Just add provider: Terraform reworks third-party intricacies, enhances module workflows

Just add provider: Terraform reworks third-party intricacies, enhances module workflows

Infrastructure tooling company HashiCorp has pushed out version 0.13 of its infra as code helper Terraform – along with an improved registry for Terraform providers and modules.

Terraform Registry is directly integrated into Terraform and serves as “the main directory of publicly available Terraform providers, and hosts providers for most major infrastructure platforms”. Providers is Terraform’s term for plugins, and they are mainly used by the tool to interact with other systems.

Since there’s a huge variety of providers, the registry, which is a successor of the provider list formerly present on the Terraform website, comes tiered into official, verified, and community plugins. While providers with an official badge, such as the GitHub and Active directory ones, are maintained and owned by HashiCorp itself, verified offerings are supplied by company technology partners such as Cloudflare and DigitalOcean and are signed by HashiCorp to signal trustworthiness. 

Once they’ve signed into the Terraform Registry, community members can use the platform to share their providers for better visibility as well. A prerequisite for this is that the provider in question lives in a public GitHub repository whose name matches the terraform-provider-{NAME} pattern. Since the Registry has become an official provider source in Terraform 0.13, this is well worth considering, especially for companies that haven’t partnered with Terraform but would like a comfortable way to share plugins with customers. 

After all it means that terraform init is able to automatically download and install providers that have been released into the registry, no matter the tier. On the downside, it means users might have to be a bit more careful when adding required providers to their list.

Another focal point for the Terraform team was the improvement of module-centric workflows. New arguments count and for_each can for example help to create multiple instances of a module, while depends_on ensures that module resource changes “will be applied after any changes to the depends_on targets have been applied.” Users working with Kubernetes will also be interested in the newly available remote state storage backend, which can be used to store state snapshots as Kubernetes secrets.

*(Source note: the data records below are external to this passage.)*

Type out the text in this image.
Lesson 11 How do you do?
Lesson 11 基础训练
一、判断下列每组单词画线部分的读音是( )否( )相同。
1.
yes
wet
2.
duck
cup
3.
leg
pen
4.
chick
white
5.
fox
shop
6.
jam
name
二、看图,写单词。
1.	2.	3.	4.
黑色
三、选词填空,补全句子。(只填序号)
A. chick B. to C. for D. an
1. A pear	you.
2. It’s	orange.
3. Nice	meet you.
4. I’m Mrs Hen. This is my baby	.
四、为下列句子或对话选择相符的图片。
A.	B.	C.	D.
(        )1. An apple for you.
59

HashiCorp has also been busy enhancing Terraforms command line interface, which now displays trust signature information when installing providers, allows the specification of installation methods for different providers, and is able to import provider configurations containing references to other objects. It also includes a terraform state replace-provider subcommand which lets users change the provider for an existing resource instance in the Terraform state. New terraform providers mirror automatically constructs or updates a local filesystem mirror directory with the providers required for the current configuration.

Since Terraform is still pre-1.0, the update comes with a couple of breaking changes which make the release notes worth checking, especially if you’re using Amazon S3 as a backend. Users will also have to consolidate their required_providers blocks into one when having several, and add explicit source specification for any provider that is not in the “hashicorp” namespace to make sure their system keeps running as intended.